Comments

BrianStanding wrote on 12/4/2006, 2:07 PM
Most of the newer Intel chipsets no longer support ATA drives, so ATA support is now provided rather haphazardly by motherboard manufacturer using third-party solutions.

Unfortunately, very few of these third-party chipmakers seem to know how to build a decent ATA controller. After years of never having a disk failure, I've now had several disks fail in a few short months after using an onboard JMicron controller on my Asus mobo, and a Silicon Image PCI card. Absolute garbage!

My advice is to hunt around for a Promise Ultra-133 PCI controller and use that. Keep in mind PCI space is now limited in favor of PCI-E. Many motherboards ship with only 3, 2 or 1 PCI slots. A PCI ATA controller, a firewire card and an audio card will fill it up quickly.
Chienworks wrote on 12/4/2006, 3:26 PM
Considering cost issues, including the price of the PCI ATA card, the labor cost of setting it up and debugging it, and the horrendous cost of lost data should it fail, and compare that to the relatively low cost of new SATA drives ... for me it's a no brainer. Get new drives. Besides, your ATA drives are old and used and probably destined for failure sooner rather than later anyway.
ECB wrote on 12/5/2006, 11:33 AM
I suggest you consider the Promise TX2000, SX4000, or SX6000 depending on the number of ATA drives and the specs. With the TX2000 and same spec drives ou can build a fault tolerant RAID1 or 0+1. If you have more drives you can move to the SX4000 and build a RAID 5... SX6000 more yet. If the drives have the same specs except for size the Promise will build the array to the smaller size. If the drives are all different sizes and specs you can ise the SX4000 or SX6000 and configure as a JBOD (Just a Bunch Of Disks). YOU can also look at something like this.

HTH

Ed
Frenchy wrote on 12/5/2006, 3:07 PM
When I built my machine early in the year, I bought some SATA drives, but kept some of my IDE drives as well. Addonics (addonics.com) has some IDE to SATA converter cards (a small (about 3/4" tall by 3/8" deep by 2" wide) printed circuit card that attaches directly to the IDE connector or the HDD) that enables using an IDE drive on a SATA cable. If I remember, they run about $15-$20. I've had two on my machine since last february with no issues yet (knock knock).

Phil
RexA wrote on 12/5/2006, 10:41 PM
I was going to reply earlier, but I decided to wait for my new PC to arrive. I knew it was coming today. It only supports SATA internally. I ordered it with two SATA drives installed, but I may pull one and use it as an alternative boot configuration.

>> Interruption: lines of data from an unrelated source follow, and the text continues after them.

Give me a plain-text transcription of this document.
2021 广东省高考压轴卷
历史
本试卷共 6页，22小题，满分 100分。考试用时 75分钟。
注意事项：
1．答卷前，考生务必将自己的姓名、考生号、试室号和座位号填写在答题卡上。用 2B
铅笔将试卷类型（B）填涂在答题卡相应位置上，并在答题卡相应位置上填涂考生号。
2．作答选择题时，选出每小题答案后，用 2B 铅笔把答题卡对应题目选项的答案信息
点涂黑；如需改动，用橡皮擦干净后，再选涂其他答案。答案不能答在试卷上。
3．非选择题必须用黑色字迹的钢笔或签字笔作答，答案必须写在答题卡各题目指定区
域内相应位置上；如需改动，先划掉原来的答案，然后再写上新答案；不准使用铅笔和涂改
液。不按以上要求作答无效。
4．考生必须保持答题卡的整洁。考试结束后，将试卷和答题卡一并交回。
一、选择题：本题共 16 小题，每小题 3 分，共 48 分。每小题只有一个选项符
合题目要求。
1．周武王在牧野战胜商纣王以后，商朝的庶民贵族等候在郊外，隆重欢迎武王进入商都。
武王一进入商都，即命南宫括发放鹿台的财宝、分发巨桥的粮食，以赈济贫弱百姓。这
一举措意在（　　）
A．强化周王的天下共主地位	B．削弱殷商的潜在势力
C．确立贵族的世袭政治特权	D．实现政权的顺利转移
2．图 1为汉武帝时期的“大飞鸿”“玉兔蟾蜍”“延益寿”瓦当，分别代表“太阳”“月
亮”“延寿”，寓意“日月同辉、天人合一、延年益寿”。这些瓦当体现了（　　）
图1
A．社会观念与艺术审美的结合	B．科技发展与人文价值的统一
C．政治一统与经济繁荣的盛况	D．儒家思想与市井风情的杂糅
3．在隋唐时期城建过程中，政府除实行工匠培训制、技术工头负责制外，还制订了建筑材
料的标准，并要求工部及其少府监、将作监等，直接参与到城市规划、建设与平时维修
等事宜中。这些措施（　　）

So tonight after I got the basics running, I connected one of my ATA drives in an external box with Firewire. Seems to work fine. I assume USB will work too.

Those external boxes with both 1394 and USB can be had really cheap. Might be a slight performance hit compared to plugging the drive internally, but I doubt it would be much, and you get the convience of being able to swap drives without opening the PC case.

Is some specific reason why you want to put an ATA into the box?

Paul_Holmes wrote on 12/6/2006, 7:42 AM
As many have suggested on this forum I archive my video on ATA hard-drives and connect them thru USB with USB hard drive enclosures. I assume that when I buy that new desktop in a few months (obviously a SATA) I'll have no problem connecting the old drives with USB.
JohnnyRoy wrote on 12/6/2006, 10:10 AM
I put my old ATA drives in firewire enclosures and use them externally. They work great.